Every week, Jews read a section of the Torah, called a parsha, Apisdorf explained.

“Jews have a strong tradition that there is a spiritual connection between what’s going on in the Torah at any given time and between reality in life of the Jewish people, humanity and each and every one of us on any given week,” he said.

He said the same dynamic exists for Hebrew birthdays.

“Months, without a doubt, have meaning,” explained Apisdorf. “Weeks and days within the month also have meaning to them.”

He said that if one spends time thinking about the meaning behind his or her birth month – about the holidays in that month, the Torah parshiot (plural of parsha), and the mazal (luck, and also the word used for a zodiac sign) of that month – “each can find a true connection to their birthday and self,” and that each individual, without any scholarly search or revealing kabbalistic secrets of the universe, can harness the power of a birthday by “thinking about what takes place in one’s birth month and week.”

Outside of the Jewish world, individuals have endeavored to forge a spiritual connection to their birthday month through astrology – an ancient Egyptian science, later adopted by the Babylonians – based on celestial alignment that originally was used to predict agricultural and natural phenomena. Astrology is not specifically mentioned in the Torah, but two commandments are often interpreted as forbidding the practice (a view followed by Rabbi Akiva and Rabbi Moshe ben Maimon “Maimonides”), while another is understood by some (including Abraham ibn Ezra) to permit astrology:

You shall not eat anything with its blood. You shall not practice divination or soothsaying.” (Leviticus 19:26) The Israel Bible

When you enter the land that Hashem your God is giving you, you shall not learn to imitate the abhorrent practices of those nations. Let no one be found among you who consigns his son or daughter to the fire, or who is an augur, a soothsayer, a diviner, a sorcerer, one who casts spells, or one who consults ghosts or familiar spirits, or one who inquires of the dead. For anyone who does such things is abhorrent to Hashem, and it is because of these abhorrent things that Hashem your God is dispossessing them before you. You must be wholehearted with Hashem your God.” (Deuteronomy 18:9-13) The Israel Bible

Hashem said, “Let there be lights in the expanse of the sky to separate day from night; they shall serve as signs for the set times—the days and the years;” (Genesis 1:14) The Israel Bible

According to Trugman, “Judaism does not believe in trying to see the future according to astrology, it does recognize a certain influence of the planets on the physical as well as the psychological and emotional planes.”

He told Breaking Israel News, “the Hebrew word mazal literally means ‘constellation’ and as a verb, a flow of energy.

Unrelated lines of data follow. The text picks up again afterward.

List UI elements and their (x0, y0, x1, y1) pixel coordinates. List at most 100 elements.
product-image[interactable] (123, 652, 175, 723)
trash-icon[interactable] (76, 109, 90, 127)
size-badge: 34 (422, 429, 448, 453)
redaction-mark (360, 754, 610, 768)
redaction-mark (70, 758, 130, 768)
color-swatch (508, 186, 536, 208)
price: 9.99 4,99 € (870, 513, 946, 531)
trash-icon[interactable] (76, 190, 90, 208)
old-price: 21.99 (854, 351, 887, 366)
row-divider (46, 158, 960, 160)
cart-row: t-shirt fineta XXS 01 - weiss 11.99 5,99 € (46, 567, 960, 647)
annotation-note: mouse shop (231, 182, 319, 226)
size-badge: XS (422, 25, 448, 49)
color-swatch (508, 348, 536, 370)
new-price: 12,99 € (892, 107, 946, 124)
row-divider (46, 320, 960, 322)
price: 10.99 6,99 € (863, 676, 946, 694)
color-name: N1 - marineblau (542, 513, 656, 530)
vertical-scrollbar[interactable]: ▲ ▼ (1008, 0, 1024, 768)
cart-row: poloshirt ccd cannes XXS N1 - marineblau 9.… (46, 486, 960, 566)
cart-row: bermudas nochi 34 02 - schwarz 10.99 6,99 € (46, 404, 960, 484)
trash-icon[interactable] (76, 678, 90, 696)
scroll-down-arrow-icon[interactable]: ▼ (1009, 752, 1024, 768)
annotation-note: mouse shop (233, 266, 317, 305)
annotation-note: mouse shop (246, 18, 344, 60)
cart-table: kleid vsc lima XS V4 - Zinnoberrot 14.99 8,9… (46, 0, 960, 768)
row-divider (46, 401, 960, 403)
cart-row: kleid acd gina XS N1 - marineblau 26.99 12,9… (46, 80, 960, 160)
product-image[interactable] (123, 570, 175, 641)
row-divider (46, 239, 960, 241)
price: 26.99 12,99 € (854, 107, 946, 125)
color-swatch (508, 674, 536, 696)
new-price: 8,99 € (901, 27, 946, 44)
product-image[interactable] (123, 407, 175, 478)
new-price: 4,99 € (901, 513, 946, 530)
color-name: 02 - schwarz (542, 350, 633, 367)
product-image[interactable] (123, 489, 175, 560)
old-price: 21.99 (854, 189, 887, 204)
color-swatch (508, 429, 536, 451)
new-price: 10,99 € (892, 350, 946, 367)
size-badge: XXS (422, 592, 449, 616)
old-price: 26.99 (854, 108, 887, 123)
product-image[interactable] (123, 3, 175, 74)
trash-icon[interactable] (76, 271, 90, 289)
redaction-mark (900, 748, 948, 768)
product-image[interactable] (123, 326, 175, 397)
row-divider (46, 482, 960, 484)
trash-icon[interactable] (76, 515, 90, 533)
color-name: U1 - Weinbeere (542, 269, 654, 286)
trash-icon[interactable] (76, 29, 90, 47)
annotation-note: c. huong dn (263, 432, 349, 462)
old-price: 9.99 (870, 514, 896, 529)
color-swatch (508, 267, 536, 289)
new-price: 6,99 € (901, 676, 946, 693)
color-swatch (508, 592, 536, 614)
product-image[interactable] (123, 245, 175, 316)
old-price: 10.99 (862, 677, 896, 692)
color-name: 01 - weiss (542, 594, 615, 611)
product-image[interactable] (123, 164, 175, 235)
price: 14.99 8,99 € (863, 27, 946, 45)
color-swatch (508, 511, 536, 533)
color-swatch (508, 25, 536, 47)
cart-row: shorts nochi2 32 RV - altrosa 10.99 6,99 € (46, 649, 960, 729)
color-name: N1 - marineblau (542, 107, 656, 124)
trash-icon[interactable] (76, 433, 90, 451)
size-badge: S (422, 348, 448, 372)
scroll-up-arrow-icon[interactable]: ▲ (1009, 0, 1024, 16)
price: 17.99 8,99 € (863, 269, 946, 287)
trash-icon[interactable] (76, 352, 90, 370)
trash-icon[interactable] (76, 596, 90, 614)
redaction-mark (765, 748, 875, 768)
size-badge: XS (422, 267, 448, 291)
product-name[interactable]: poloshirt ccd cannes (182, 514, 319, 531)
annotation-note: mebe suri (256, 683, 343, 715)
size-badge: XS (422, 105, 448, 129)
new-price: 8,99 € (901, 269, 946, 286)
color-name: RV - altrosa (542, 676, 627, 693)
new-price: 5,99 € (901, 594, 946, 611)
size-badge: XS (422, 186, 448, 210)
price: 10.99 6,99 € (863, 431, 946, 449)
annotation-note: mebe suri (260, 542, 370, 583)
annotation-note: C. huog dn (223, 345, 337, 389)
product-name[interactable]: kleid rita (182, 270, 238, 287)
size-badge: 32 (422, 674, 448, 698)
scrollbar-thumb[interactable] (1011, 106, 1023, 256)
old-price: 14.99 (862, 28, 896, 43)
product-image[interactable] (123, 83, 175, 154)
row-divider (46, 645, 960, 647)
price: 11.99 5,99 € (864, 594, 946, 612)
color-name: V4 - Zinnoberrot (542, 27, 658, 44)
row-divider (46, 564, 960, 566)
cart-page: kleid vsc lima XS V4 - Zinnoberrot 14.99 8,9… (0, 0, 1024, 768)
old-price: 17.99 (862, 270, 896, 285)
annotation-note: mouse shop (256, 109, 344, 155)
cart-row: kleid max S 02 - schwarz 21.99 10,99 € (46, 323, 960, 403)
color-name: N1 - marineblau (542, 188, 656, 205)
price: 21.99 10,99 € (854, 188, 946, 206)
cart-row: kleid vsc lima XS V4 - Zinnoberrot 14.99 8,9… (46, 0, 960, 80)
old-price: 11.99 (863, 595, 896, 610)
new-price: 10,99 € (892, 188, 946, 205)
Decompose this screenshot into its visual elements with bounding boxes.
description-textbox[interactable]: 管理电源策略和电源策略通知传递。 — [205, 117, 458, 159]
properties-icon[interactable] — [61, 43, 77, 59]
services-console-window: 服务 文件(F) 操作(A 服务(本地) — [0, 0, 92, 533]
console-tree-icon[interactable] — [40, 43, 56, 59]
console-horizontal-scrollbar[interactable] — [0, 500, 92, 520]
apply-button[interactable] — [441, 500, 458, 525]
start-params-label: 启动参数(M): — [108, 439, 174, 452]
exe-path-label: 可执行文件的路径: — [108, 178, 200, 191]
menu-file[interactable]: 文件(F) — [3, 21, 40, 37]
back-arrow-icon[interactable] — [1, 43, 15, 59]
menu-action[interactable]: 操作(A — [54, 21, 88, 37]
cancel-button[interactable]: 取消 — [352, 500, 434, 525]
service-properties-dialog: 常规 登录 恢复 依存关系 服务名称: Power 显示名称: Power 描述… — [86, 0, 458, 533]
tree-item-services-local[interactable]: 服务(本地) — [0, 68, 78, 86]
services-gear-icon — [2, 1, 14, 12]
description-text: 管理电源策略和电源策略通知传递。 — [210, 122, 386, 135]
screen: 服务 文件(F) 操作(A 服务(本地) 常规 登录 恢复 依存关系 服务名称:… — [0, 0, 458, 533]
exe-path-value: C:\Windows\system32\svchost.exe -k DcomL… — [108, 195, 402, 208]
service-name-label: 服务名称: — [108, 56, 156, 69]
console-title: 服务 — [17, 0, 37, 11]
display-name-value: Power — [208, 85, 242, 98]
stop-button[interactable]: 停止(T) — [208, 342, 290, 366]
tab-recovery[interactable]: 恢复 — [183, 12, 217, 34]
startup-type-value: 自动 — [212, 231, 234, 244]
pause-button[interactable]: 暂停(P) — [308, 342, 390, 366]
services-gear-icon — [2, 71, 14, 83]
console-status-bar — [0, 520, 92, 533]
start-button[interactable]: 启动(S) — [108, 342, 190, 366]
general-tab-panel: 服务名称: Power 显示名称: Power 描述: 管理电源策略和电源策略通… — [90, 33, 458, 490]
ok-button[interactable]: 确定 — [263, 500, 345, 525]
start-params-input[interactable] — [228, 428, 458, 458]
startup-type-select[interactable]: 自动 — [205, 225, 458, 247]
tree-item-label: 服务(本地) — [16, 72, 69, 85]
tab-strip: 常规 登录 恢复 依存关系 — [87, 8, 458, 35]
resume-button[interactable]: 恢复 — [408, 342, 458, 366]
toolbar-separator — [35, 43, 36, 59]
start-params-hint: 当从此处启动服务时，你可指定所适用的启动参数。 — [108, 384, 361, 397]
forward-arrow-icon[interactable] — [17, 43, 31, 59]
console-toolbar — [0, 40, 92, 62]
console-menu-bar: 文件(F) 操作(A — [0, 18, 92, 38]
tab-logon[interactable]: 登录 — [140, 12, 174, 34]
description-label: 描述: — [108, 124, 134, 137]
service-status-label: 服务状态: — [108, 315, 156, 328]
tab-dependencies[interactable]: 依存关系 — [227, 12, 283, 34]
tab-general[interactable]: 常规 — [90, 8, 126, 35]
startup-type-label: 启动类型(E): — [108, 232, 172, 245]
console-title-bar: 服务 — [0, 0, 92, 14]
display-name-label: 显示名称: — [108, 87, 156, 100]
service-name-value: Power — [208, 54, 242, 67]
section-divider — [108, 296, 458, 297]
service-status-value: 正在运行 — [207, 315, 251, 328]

In the context of birthdays and according to the Talmud, it means that the same flow of energy and planetary influences present at one’s birth reappear and are in fact strengthened on a birthday.”

In this way, Trugman added, one’s mazal is in ascendency on one’s birthday and it is therefore an auspicious time to review one’s life, to formulate new goals, give charity, do acts of loving kindness, pray from the heart, learn Torah, spend time in quiet contemplation and show appreciation to one’s parents, the “vehicle through which our souls enter the physical plane,” and to God, for the gift of life.